In cohort 1, patients were stratified by IDA etiology (heavy uterine bleeding [HUB], GI disorders, and other), baseline hemoglobin, and baseline cardiovascular risk (Framingham model). Patients were randomized 1:1 to receive the following:

• group A — ferric carboxymaltose 15 mg/kg to a maximum of 750 mg per dose on day 0 and 7 (maximum total dose of 1,500 mg), as an undiluted IV push at 100 mg/min

• group B — oral ferrous sulphate 325 mg 3 times a day for an additional 14 days.

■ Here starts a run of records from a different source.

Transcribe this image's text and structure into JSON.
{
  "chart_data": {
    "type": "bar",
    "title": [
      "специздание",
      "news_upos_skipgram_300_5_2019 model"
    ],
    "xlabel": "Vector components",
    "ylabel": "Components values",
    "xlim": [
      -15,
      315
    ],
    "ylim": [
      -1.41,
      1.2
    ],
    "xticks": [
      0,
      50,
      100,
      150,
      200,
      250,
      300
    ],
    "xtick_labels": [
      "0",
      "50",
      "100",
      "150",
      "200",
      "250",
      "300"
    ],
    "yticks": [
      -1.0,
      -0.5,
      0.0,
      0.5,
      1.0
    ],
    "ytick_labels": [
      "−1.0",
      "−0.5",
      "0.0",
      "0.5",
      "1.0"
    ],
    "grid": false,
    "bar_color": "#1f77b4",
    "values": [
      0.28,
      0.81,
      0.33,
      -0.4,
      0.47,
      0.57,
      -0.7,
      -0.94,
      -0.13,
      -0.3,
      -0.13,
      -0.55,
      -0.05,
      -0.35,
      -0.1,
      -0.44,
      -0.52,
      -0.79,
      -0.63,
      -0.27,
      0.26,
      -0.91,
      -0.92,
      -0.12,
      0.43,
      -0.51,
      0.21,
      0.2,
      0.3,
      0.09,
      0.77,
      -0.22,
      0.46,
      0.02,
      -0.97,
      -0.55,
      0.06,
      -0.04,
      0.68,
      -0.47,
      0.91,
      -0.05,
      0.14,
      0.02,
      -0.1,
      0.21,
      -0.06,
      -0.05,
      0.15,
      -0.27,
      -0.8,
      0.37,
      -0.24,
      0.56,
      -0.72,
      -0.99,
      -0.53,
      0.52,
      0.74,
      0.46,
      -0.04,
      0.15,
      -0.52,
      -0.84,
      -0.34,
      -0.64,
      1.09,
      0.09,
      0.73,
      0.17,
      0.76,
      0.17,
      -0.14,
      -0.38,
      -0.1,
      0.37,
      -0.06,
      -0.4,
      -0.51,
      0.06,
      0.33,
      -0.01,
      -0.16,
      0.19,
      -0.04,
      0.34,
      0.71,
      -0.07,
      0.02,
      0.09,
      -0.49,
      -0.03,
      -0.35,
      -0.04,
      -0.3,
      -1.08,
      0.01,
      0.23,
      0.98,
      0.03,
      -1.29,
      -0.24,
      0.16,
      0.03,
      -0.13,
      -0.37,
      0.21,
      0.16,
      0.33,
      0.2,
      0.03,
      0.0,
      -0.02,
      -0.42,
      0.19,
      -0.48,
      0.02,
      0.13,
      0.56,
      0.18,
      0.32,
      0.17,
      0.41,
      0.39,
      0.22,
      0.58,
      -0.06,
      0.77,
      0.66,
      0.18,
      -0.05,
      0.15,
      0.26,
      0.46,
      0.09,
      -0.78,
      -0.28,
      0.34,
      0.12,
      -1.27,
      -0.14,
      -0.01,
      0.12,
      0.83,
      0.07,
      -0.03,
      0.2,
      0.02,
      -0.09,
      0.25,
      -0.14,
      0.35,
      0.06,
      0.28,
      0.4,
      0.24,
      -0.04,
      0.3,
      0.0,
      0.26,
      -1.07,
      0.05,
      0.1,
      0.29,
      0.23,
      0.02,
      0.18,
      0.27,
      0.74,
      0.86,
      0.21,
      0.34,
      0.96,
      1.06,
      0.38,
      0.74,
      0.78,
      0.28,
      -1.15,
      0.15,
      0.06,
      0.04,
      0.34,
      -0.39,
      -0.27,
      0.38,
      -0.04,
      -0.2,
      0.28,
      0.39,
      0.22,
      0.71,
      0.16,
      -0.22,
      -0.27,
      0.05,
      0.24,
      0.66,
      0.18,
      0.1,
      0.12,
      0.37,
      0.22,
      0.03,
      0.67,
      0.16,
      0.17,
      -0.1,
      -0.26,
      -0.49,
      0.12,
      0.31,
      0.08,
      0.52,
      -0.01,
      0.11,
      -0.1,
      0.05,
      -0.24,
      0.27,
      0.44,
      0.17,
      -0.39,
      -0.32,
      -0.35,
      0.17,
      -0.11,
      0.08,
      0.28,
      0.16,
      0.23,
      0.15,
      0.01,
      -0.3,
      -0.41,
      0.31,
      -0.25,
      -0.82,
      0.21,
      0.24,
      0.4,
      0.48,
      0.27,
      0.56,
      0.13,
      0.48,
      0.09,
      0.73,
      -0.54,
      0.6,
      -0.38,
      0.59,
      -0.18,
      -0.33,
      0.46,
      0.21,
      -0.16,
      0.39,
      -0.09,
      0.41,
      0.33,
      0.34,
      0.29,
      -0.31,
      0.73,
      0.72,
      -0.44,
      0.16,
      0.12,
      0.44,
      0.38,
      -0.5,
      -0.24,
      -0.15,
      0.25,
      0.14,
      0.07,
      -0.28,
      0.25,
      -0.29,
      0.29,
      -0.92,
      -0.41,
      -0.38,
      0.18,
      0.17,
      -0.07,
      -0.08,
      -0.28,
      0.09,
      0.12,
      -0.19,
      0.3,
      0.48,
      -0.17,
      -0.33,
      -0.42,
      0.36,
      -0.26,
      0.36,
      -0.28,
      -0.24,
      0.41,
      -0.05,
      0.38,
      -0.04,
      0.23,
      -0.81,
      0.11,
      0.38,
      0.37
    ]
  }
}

In cohort 2, patients were randomized to the following:

• group C — ferric carboxymaltose 15 mg/kg to a maximum of 750 mg per dose on day 0 and 7 (maximum total dose 1,500 mg), as an undiluted IV push at 100 mg/min

• group D — IV standard care (other IV iron: Venofer, Ferrlecit, Feraheme, INFeD, or Dexferrum).

Outcomes

The primary efficacy end point was the mean change in cohort 1 from baseline to the highest observed hemoglobin observed any time between baseline and day 35 or TOI. Supportive efficacy end points in cohort 1 included:

• the proportion of patients achieving hemoglobin > 12 g/dL any time between baseline and day 35 or TOI

• the mean change from baseline to highest observed ferritin any time between baseline and day 35 or TOI

• the proportion of patients achieving hemoglobin > 12 g/dL and ferritin increase ≥ 160 ng/mL any time between baseline and day 35 or TOI

• the proportion of patients achieving a clinically meaningful increase in hemoglobin between baseline and day 35 or TOI (i.e., ≥ 1 g/dL for CKD, ≥ 2 g/dL for HUB or GI disorders, ≥ 3 g/dL for postpartum, and ≥ 2 g/dL for others).